Offshore gas and condensate field development
The Julimar development project (JDP) includes the development of the Julimar and Brunello natural gas fields. The two fields lie in the WA-356P exploration permit in the Carnarvon Basin, off the coast of Western Australia. Water depth in the permit area is up to 721ft.
Apache Julimar, the Australian subsidiary of Apache Corporation, was the operator of the project and held 65% interest until May 2014. Apache’s equity ownership in Apache Julimar was transferred to Woodside Petroleum under a sales agreement effective from 30 June 2014. The remaining 35% interest is held by Kuwait Foreign Petroleum Exploration Company (KUFPEC).
Julimar and Brunello are the largest gas discoveries made by Apache.
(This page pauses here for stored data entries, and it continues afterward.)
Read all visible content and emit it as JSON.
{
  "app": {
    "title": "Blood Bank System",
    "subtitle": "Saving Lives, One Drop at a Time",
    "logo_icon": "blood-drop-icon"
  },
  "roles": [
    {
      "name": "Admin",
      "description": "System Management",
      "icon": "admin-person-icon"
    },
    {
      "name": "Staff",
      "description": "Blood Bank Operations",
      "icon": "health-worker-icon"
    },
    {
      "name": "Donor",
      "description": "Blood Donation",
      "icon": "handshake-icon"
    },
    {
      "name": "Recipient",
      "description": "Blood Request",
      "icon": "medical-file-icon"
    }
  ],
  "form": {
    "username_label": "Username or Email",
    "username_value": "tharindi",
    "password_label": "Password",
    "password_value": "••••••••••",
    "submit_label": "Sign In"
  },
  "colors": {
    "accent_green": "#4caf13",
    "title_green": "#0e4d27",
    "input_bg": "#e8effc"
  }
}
The partners in the project are expected to invest $4bn in the development of the two fields. The first production is expected in 2016.
The natural gas produced from the fields will be supplied to the Wheatstone LNG Project being developed by Chevron in Western Australia.
Woodside Petroleum holds 13% interest in the Wheatstone project while Chevron and KUFPEC hold 64.1% and 13.4% respectively.
The Julimar field was discovered in April 2007 by the Julimar-1 well. Sedco 703 rig drilled the well to a depth of 12,221ft and encountered 132ft of gas column.
The Brunello field was discovered by the Brunello-1 well in September 2007.
Julimar and Brunello field reservoirs are of the Triassic Mungaroo formation.
Combined recoverable gas reserves of the two fields are estimated to be in excess of 2.1 trillion cubic feet.
Three appraisal wells have been drilled at the Julimar field following the discovery. The Julimar East-1 appraisal well was drilled to a depth of 13,517ft and encountered 224ft of gas in six zones of the Triassic Mungaroo formation.
The Julimar Northwest-1 encountered 43ft of gas in the J-17 Triassic Mungaroo sandstone.
The third appraisal well, Julimar Southeast-1, discovered 195ft of gas in five zones in the Triassic Mungaroo reservoir.
FEED studies of the project commenced in May 2010. A preliminary development plan was submitted to the government six months later. The final development plan (FDP) submitted to the government in May 2011 was approved in August 2011. Apache took the final investment decision on the project in September 2011.
The development is phased out over 20 years. It involves drilling 20 subsea production wells in total. The drilling will be carried out from three drill hubs and two remote locations. The subsea wells will be tied back to the Wheatstone platform.
The initial phase of the project will start with the development of the Brunello field as it is located closest to the Wheatstone platform.
The Wheatstone platform will be one of the biggest integrated production facilities in the world. It will feature topsides weighing 35,000t and a gravity-based structure weighing 22,000t.
Each of the 20 wells of the subsea production system will be tied back to three eight-slot manifolds. The manifolds will be installed on the sea bed and connected through flowlines. Two raw gas production lines will connect the manifolds to the Wheatstone platform.
The JDP gas recovered from the project will be mixed with gas produced by the Chevron-operated Wheatstone and Iago fields on the Wheatstone platform.
The mixed gas will then be exported through a 225km subsea pipeline to the Wheatstone LNG facility near Onslow in Western Australia. The LNG facility will consist of two processing trains with an annual capacity of 8.9mt of LNG.
In May 2010, J P Kenny, part of Wood Group, was awarded the front end engineering and design (FEED) contract for the project. The scope of work includes FEED studies for the subsea development system. ASEEDA was subcontracted by J P Kenny for carrying out the FEED studies.
Mustang Engineering was involved in the review of carbon dioxide and nitrogen removal technologies suitable for use in the fields.
Atteris provided design services for shore approaches of pipelines for the project.
In February 2012, GE Oil & Gas won a $150m contract to provide subsea equipment for the project. The scope of supply includes subsea manifolds, well systems and fully integrated subsea and topside control systems.
In October 2012, three major contracts worth about $521m (A$500m) were announced for the project. Allseas Construction Contractors Australia, a subsidiary of Swiss-based Allseas Group, was contracted to transport and install two 25km long corrosion-resistant alloy (CRA) pipelines, a 4in utility pipeline and the associated pipeline equipment.
The second contract was won by an Australian subsidiary of Subsea 7. The contract calls for transportation and installation of subsea equipment including production manifolds, spools, jumpers and a subsea electro-hydraulic umbilical measuring 25km in length.
The third contract, which was won by Oceaneering International Services, calls for the construction and delivery of the electro-hydraulic umbilical.
In January 2015, Apache awarded a A$130m ($105m) subsea construction contract to EMAS AMC to deploy its heavy-lift multi-lay deepwater offshore construction vessel Lewek Constellation at the Julimar project.